What Is Preventive Maintenance Software?

Preventive maintenance software, as we’ve mentioned, is a tool that helps users execute preventive maintenance and effectively maintain, analyze and manage their physical assets and infrastructure. Whether your preventive maintenance software classifies itself as a CMMS or an EAM doesn’t matter too much these days (there is a lot of overlap between the two, which you can read more about here).
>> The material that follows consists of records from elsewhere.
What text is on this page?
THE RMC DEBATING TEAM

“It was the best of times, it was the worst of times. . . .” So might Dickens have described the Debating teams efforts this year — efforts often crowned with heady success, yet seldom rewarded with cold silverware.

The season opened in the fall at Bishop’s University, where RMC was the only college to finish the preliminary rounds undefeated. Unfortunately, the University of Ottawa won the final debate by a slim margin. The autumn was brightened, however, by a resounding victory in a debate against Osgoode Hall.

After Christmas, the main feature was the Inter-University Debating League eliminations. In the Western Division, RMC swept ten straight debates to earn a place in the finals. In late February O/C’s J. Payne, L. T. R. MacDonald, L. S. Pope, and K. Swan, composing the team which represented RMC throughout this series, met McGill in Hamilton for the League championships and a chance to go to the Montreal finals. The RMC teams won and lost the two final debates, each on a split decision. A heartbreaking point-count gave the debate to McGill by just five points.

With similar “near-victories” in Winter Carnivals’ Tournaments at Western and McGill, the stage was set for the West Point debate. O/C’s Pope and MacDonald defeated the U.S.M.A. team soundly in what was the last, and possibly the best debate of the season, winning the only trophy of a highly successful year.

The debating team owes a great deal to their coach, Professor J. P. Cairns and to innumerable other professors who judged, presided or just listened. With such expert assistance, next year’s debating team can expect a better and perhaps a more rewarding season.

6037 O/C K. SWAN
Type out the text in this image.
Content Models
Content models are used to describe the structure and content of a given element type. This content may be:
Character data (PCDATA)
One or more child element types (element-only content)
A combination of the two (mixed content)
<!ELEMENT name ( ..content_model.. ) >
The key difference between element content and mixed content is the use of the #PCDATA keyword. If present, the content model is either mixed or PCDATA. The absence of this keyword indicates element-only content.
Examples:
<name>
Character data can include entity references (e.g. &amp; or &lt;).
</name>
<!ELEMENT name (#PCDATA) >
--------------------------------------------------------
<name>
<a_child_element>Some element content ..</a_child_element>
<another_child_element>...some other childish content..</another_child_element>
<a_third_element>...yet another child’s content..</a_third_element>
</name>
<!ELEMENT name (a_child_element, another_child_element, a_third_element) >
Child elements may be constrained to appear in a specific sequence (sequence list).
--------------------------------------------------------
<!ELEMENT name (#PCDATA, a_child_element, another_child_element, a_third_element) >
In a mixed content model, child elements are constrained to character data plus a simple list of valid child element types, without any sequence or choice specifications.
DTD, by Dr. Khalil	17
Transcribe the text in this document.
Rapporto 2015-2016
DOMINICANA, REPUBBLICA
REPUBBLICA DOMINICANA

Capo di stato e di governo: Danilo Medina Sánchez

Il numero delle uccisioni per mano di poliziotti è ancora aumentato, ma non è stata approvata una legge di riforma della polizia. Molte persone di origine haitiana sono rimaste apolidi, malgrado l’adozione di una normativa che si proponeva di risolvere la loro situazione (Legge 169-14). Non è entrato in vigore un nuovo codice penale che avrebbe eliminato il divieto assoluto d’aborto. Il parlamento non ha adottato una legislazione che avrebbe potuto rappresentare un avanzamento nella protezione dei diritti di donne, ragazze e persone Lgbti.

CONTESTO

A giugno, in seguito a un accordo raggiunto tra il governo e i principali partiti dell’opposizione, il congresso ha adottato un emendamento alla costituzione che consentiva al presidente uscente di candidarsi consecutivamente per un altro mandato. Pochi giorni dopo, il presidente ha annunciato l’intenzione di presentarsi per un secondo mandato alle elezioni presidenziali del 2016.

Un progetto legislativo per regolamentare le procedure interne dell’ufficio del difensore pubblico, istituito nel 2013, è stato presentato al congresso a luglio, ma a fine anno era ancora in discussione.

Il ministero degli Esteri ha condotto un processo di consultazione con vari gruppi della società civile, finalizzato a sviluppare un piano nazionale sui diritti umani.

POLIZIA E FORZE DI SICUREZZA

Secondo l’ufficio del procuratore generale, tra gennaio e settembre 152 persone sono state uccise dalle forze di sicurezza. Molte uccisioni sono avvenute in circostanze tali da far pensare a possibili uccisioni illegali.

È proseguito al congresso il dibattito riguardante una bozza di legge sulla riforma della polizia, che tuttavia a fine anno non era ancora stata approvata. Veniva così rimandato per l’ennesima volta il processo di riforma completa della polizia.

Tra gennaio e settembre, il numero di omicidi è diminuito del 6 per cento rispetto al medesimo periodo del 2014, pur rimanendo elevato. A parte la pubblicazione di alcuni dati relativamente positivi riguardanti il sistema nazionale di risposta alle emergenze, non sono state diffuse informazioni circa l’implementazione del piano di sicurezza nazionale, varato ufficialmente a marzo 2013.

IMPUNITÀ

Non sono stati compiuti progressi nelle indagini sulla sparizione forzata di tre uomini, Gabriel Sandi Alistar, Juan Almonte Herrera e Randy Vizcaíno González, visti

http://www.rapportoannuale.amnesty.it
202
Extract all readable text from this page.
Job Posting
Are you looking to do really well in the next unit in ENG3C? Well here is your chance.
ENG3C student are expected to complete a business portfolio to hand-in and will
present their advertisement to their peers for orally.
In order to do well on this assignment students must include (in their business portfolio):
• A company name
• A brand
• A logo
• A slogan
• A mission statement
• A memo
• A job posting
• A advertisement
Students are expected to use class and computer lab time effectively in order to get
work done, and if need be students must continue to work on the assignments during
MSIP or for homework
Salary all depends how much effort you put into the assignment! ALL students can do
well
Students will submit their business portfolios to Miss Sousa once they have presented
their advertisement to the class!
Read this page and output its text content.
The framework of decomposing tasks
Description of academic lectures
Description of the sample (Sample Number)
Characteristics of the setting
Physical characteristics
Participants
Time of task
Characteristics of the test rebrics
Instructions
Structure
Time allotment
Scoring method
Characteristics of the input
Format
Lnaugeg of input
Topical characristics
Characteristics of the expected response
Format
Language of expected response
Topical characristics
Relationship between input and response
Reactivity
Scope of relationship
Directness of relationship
What does matter is that your software includes key features like:

  • Preventive maintenance scheduling
  • Planned maintenance work order management
  • Planned maintenance inspection schedules
  • A mobile-friendly preventive maintenance app
  • MRO inventory management
  • Comprehensive, historical asset information
  • Real-time reporting and dashboards
  • Labor management
  • Asset tracking and history information
  • Escalation protocols

You can learn more about each feature and its importance here. That said, these features will generally help you reap the benefits of your preventive maintenance software, which include:

  • Maximized equipment and staff safety
  • Under control budgets and maintenance costs
  • Long-lasting, effective preventive maintenance plans
  • Increased repair efficiency
  • Actionable, strategy-changing transparency
  • Improved technician and manager satisfaction
  • Increased revenue due to lower asset downtime
  • Simplified asset tracking and maintenance
  • On-the-go asset management and maintenance
  • Fewer recurring pain points

Just make sure that you choose the right CMMS software for your business. In general, this will be a system that your team is on board with (since adoption is the key to successful implementation), that integrates with your existing technological ecosystem and that is user-friendly and intuitive. You can learn more about how to choose the right system for your business here.


Final Thoughts on Preventive Maintenance

Bottom line? Preventive maintenance is routine, systematic and planned asset and facilities maintenance that is performed to reduce equipment failure, cut costs and maximize efficiency over time – and effective preventive maintenance is key to asset and facility management.